Richard – A mio avviso alcuni champagne targati 1996 sono sbilanciati, mentre molti 1988 oggi si bevono con maggiore soddisfazione. Però, in linea generale e in prospettiva, sono… d’accordo con gli italiani! Volendo dare una scala di valori, giudicherei le tre annate così:
1) 1996 – 99/100
2) 1988 – 98/100
3) 1990 – 97/100.
Alberto – Gli champagne degli anni ’70, ’80 e ’90 (per non parlare dei più vecchi…) sono stati veramente grandi. Però, i vigneti e le rese erano diversi, così come le tecniche di cantina e… il clima. Per questi motivi vorrei chiederti: potranno gli champagne degli anni 2000 essere parimenti grandi? O saranno, più semplicemente, diversi?
Richard – No, non saranno mai grandi come quelli degli anni ’60, né saranno mai così concentrati come, ad esempio, il 1921, però avranno comunque una lunga vita davanti a loro e alcuni saranno perfino fantastici.
Alberto – Tu hai avuto modo di assaggiare il rarissimo Krug Blanc de blancs 1966, che non è l’antenato del Clos du Mesnil (i Krug ancora non avevano acquistato il vigneto): cosa puoi dirci in proposito?
Richard – Hai ragione, non è uno champagne simile, ma comunque perfettamente espressivo dello stile Krug.
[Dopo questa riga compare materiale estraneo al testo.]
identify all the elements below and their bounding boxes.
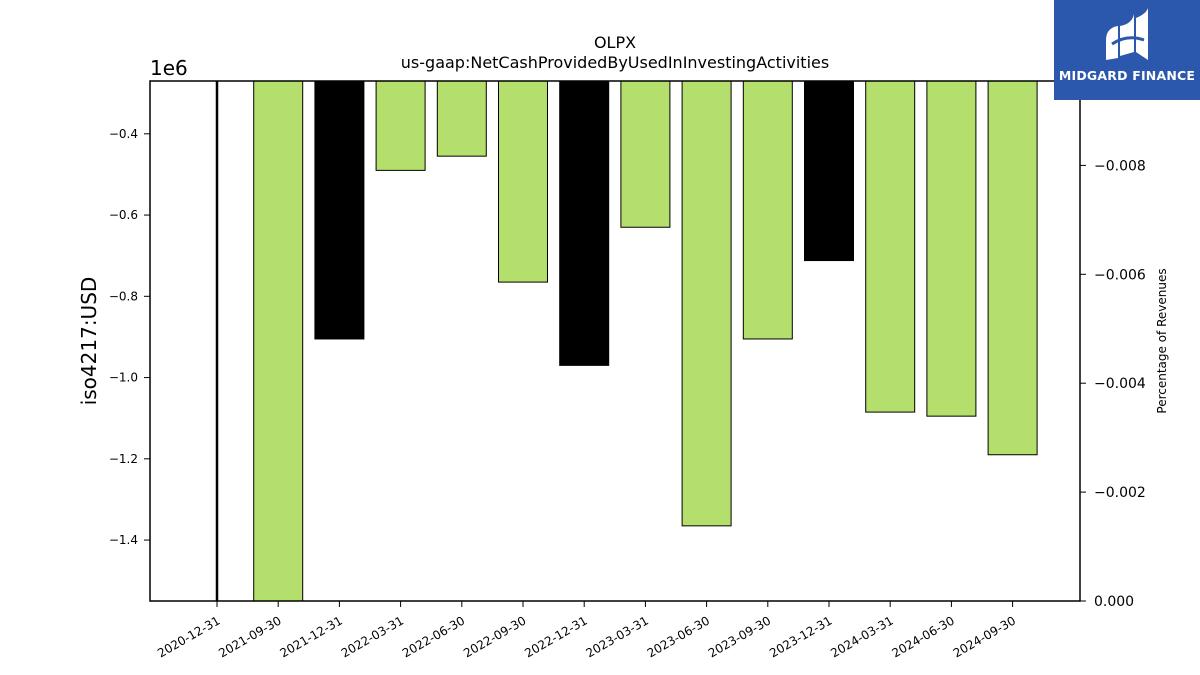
y2-tick-label: 0.000 — [1094, 594, 1134, 610]
x-tick-label: 2020-12-31 — [155, 613, 222, 660]
y-offset-text: 1e6 — [150, 56, 188, 80]
x-tick-label: 2023-06-30 — [645, 613, 712, 660]
x-tick-label: 2024-03-31 — [828, 613, 895, 660]
bar-2024-09-30 — [987, 80, 1038, 456]
bar-2023-06-30 — [681, 80, 732, 527]
y2-tick-label: −0.004 — [1094, 376, 1146, 392]
x-tick-label: 2022-09-30 — [461, 613, 528, 660]
bar-2021-12-31 — [314, 80, 365, 340]
y-axis-label: iso4217:USD — [77, 277, 101, 406]
y-tick-label: −0.8 — [109, 289, 138, 303]
x-tick-label: 2021-09-30 — [216, 613, 283, 660]
y-tick-label: −0.6 — [109, 208, 138, 222]
y-tick-label: −0.4 — [109, 127, 138, 141]
bar-2023-12-31 — [804, 80, 854, 262]
x-tick-label: 2022-03-31 — [339, 613, 406, 660]
y2-axis-label: Percentage of Revenues — [1155, 268, 1169, 413]
bar-2023-09-30 — [742, 80, 793, 340]
chart-subtitle: us-gaap:NetCashProvidedByUsedInInvesting… — [401, 53, 829, 72]
bar-2022-06-30 — [436, 80, 487, 157]
x-tick-label: 2024-06-30 — [889, 613, 956, 660]
x-tick-label: 2022-06-30 — [400, 613, 467, 660]
brand-name: MIDGARD FINANCE — [1058, 68, 1196, 83]
midgard-logo-icon — [1106, 8, 1148, 60]
y-tick-label: −1.2 — [109, 452, 138, 466]
y2-tick-label: −0.002 — [1094, 485, 1146, 501]
bar-2024-03-31 — [865, 80, 916, 413]
x-tick-label: 2023-09-30 — [706, 613, 773, 660]
y-tick-label: −1.4 — [109, 533, 138, 547]
bar-2021-09-30 — [253, 80, 304, 602]
x-tick-label: 2024-09-30 — [951, 613, 1018, 660]
bar-2024-06-30 — [926, 80, 977, 417]
bar-2022-09-30 — [498, 80, 548, 283]
x-tick-label: 2023-03-31 — [583, 613, 650, 660]
y-tick-label: −1.0 — [109, 371, 138, 385]
plot-frame — [149, 80, 1081, 602]
bar-2022-03-31 — [375, 80, 426, 171]
brand-logo-box: MIDGARD FINANCE — [1054, 0, 1200, 100]
x-tick-label: 2022-12-31 — [522, 613, 589, 660]
y2-tick-label: −0.008 — [1094, 158, 1146, 174]
y2-tick-label: −0.006 — [1094, 267, 1146, 283]
chart-title: OLPX — [594, 33, 636, 52]
x-tick-label: 2023-12-31 — [767, 613, 834, 660]
x-tick-label: 2021-12-31 — [277, 613, 344, 660]
bars-layer — [215, 80, 1038, 602]
bar-2023-03-31 — [620, 80, 671, 228]
bar-2022-12-31 — [559, 80, 610, 366]
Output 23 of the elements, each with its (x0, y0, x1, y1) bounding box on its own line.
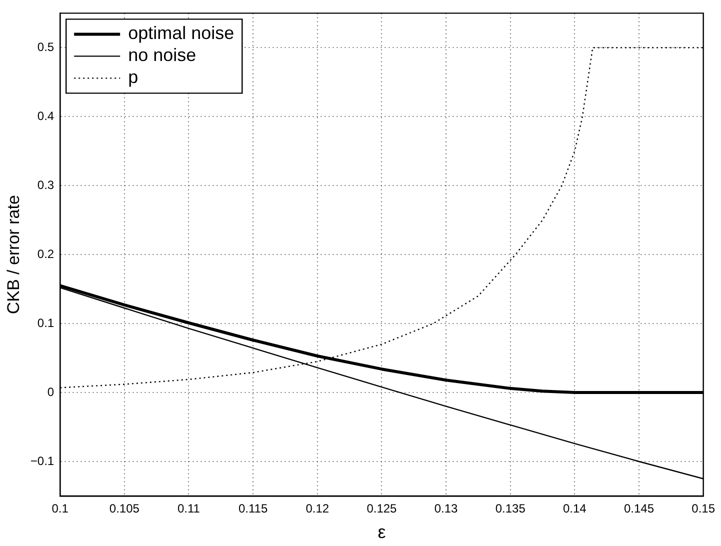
x-tick-label: 0.11 (178, 502, 200, 516)
x-tick-label: 0.125 (366, 502, 398, 516)
y-tick-label: 0 (47, 384, 54, 399)
x-tick-label: 0.135 (495, 502, 526, 516)
legend-label: optimal noise (128, 23, 234, 44)
x-tick-label: 0.12 (306, 502, 330, 516)
x-tick-label: 0.105 (109, 502, 140, 516)
y-tick-label: 0.2 (37, 246, 54, 261)
x-tick-label: 0.13 (434, 502, 458, 516)
x-tick-label: 0.145 (624, 502, 654, 516)
y-tick-label: 0.4 (37, 108, 54, 123)
y-tick-label: 0.1 (37, 316, 54, 330)
x-axis-title: ε (378, 522, 386, 542)
x-tick-label: 0.1 (52, 502, 69, 516)
x-tick-label: 0.14 (562, 502, 587, 516)
y-tick-label: −0.1 (30, 454, 54, 468)
legend-label: p (128, 67, 138, 88)
y-tick-label: 0.3 (37, 178, 54, 192)
y-axis-title: CKB / error rate (4, 195, 23, 314)
x-tick-label: 0.15 (692, 502, 716, 516)
y-tick-label: 0.5 (37, 40, 54, 54)
x-tick-label: 0.115 (238, 502, 268, 516)
legend-label: no noise (128, 45, 196, 66)
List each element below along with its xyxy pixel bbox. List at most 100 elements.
Però penso che quei fortunati che possiedono un Clos du Mesnil del 1979 e lo lasciano invecchiare poi assaggeranno qualcosa di molto simile al Blanc de blancs 1966.
Alberto – Personalmente sono convinto che gli champagne delle grande maison sono sempre migliori delle top cuvée dei piccoli RM, sei d’accordo?
Richard – Con l’eccezione di Selosse, in linea di massima sono d’accordo con te. Ma devo anche confessare che spesso i brut sans année dei migliori RM e a volte anche i millesimati sono superiori ai corrispettivi della grandi maison. E poi il rapporto qualità/prezzo di questi “migliori” RM è eccezionale.
Alberto – Tu hai aperto due Champagne Bar in Svezia, puoi spiegarci bene di cosa si tratta?
Richard – Stiamo pianificando una serie di “Richard Juhlin Champagne Bar” in giro per il mondo secondo la formula del franchising. Naturalmente si caratterizzano per una serie di dettagli, ma gli aspetti più importanti sono: locali belli e accoglienti, con 20-30 diversi champagne al bicchiere. Non saranno mai legati o sponsorizzati a un marchio, ma saranno sempre benvenuti tutti i produttori in nome della diversità, ci saranno sempre i miei bicchieri Italesse, un sommelier dello champagne con un’enorme esperienza di servizio e niente altro se non champagne da gustare, acqua naturalmente, degustazioni, lezioni legate allo Champagneclub.
Alberto – Alla fine te lo devo chiedere, anche se non di certo con l’idea di fare un confronto con lo champagne: cosa pensi delle bollicine italiane? C’è un’etichetta che ti piace particolarmente?
Richard – Più assaggio e più divento esigente e da quando bevo così spesso grandissimi champagne, beh non sceglierei mai uno “spumante”. Però, in generale, ritengo che la Franciacorta sia tra le migliori 3-4 regioni per la produzione di bollicine oltre la Champagne. L’etichetta che preferisco è l’Annamaria Clementi, ma bevo sempre più spesso con piacere altri vini italiani come La Spinetta, Ornellaia, Masseto e Sandrone e lo faccio con immenso piacere. Ho passato le ultime due estati al Grand Hotel Timeo di Taormina e se è vero che ho portato con me i miei champagne preferiti, beh è anche vero che a cena ho sempre bevuto rossi italiani.